Atualização dos escalões e cortes nas taxas
A subida dos escalões de IRS em 3,51% fica ligeiramente abaixo do aumento médio dos salários no setor privado, estimado em 4,6% para o próximo ano, mas supera a inflação prevista de 2,1%, o que garante algum alívio fiscal. Ainda assim, o Governo não garante neutralidade fiscal para quem receber aumentos acima dessa percentagem.
“Quem tiver um aumento superior pode subir de escalão e, assim, ver parte do ganho anulado pelo imposto”, explica Anabela Silva, partner da EY. Segundo a especialista, isso significa que “quem passa a receber mais pode acabar a pagar mais IRS”.
Mesmo assim, a maioria dos contribuintes vai sentir algum ganho líquido, já que o ajuste nos escalões e a redução das taxas asseguram uma diminuição efetiva do imposto em 2026.
Quem vai poupar mais
De acordo com as simulações da EY, um trabalhador solteiro sem filhos que ganhe 1.500 euros brutos por mês vai poupar cerca de 58 euros por ano. Já um casal com dois titulares e sem filhos, com o mesmo rendimento, terá um alívio fiscal de 151 euros anuais.
À medida que o salário aumenta, a diferença torna-se mais visível. Para rendimentos brutos entre 2.500 e 3.000 euros, as poupanças anuais variam entre 203 e 407 euros. No caso dos casados com dois titulares que aufiram 4.000 a 5.000 euros mensais, o alívio pode atingir 694 euros por casal, ou cerca de 347 euros por contribuinte.
Os pensionistas também serão abrangidos pelas novas tabelas. Um reformado solteiro com uma pensão de 1.500 euros deverá poupar um valor semelhante ao dos trabalhadores dependentes, enquanto um casal de reformados com o mesmo rendimento mensal beneficiará de um desconto próximo dos 400 euros anuais.

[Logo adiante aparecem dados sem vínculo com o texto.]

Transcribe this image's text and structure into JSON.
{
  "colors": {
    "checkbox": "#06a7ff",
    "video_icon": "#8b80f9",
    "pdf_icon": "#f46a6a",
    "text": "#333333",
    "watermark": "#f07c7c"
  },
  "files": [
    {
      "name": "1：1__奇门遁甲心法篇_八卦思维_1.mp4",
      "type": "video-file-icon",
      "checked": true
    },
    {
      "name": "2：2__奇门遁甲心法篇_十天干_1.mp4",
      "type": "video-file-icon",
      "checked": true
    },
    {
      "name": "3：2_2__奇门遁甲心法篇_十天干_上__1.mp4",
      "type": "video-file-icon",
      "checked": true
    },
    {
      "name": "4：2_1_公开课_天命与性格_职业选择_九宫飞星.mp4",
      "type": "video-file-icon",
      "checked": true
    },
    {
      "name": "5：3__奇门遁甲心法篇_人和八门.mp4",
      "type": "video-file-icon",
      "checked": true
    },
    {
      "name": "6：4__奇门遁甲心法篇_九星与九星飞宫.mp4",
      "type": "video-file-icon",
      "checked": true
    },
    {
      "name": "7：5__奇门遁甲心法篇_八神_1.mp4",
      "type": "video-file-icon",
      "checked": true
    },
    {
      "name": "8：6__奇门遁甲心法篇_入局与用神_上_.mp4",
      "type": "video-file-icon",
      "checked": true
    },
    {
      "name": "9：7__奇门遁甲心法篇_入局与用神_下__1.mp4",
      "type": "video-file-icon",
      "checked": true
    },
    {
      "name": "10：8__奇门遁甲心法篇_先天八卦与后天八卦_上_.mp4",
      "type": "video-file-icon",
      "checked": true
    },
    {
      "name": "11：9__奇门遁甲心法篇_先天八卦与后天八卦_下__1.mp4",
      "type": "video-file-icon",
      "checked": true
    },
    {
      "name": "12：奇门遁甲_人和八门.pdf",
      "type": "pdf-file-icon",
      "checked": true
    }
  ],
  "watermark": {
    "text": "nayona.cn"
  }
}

Exemplos concretos das simulações
Segundo o Jornal Económico, um trabalhador solteiro e sem filhos que ganhe 2.000 euros mensais verá o IRS anual cair de 4.378,90 euros em 2025 para 4.227,53 euros em 2026: uma poupança líquida de 151 euros, que se refletirá na liquidação de imposto feita em 2027.
Nos rendimentos mais altos, a diferença é ainda maior. Um casal com um filho e dois salários brutos de 4.000 euros pagará 694 euros a menos de IRS no conjunto do ano, reduzindo o imposto total de 38.782,58 euros para 38.088,19 euros.
Efeitos económicos esperados
Estas alterações têm como objetivo reforçar o poder de compra das famílias e estimular o consumo interno, num contexto de inflação controlada e de moderação salarial. Segundo o Jornal Económico, o Executivo espera que o alívio fiscal beneficie sobretudo a classe média, ainda que os maiores ganhos sejam sentidos nos rendimentos intermédios e superiores.
Para Anabela Silva, da EY, o novo modelo de escalões “é positivo, mas não elimina o risco de agravamento fiscal para quem tiver aumentos acima da média”.
Um alívio que pode não chegar a todos
Apesar das boas notícias, os especialistas alertam que o alívio fiscal não será uniforme. Quem receber aumentos salariais acima de 3,51% pode ver a sua taxa efetiva subir, reduzindo parte da poupança. Ainda assim, as novas regras representam um passo para aliviar a carga fiscal e aumentar o rendimento disponível das famílias portuguesas.
Em suma, 2026 trará menos IRS e mais dinheiro para a maioria dos contribuintes, embora o impacto varie consoante o nível de rendimentos e a composição familiar. Para muitos, será finalmente um pequeno fôlego nas contas, e mais dinheiro no final do mês.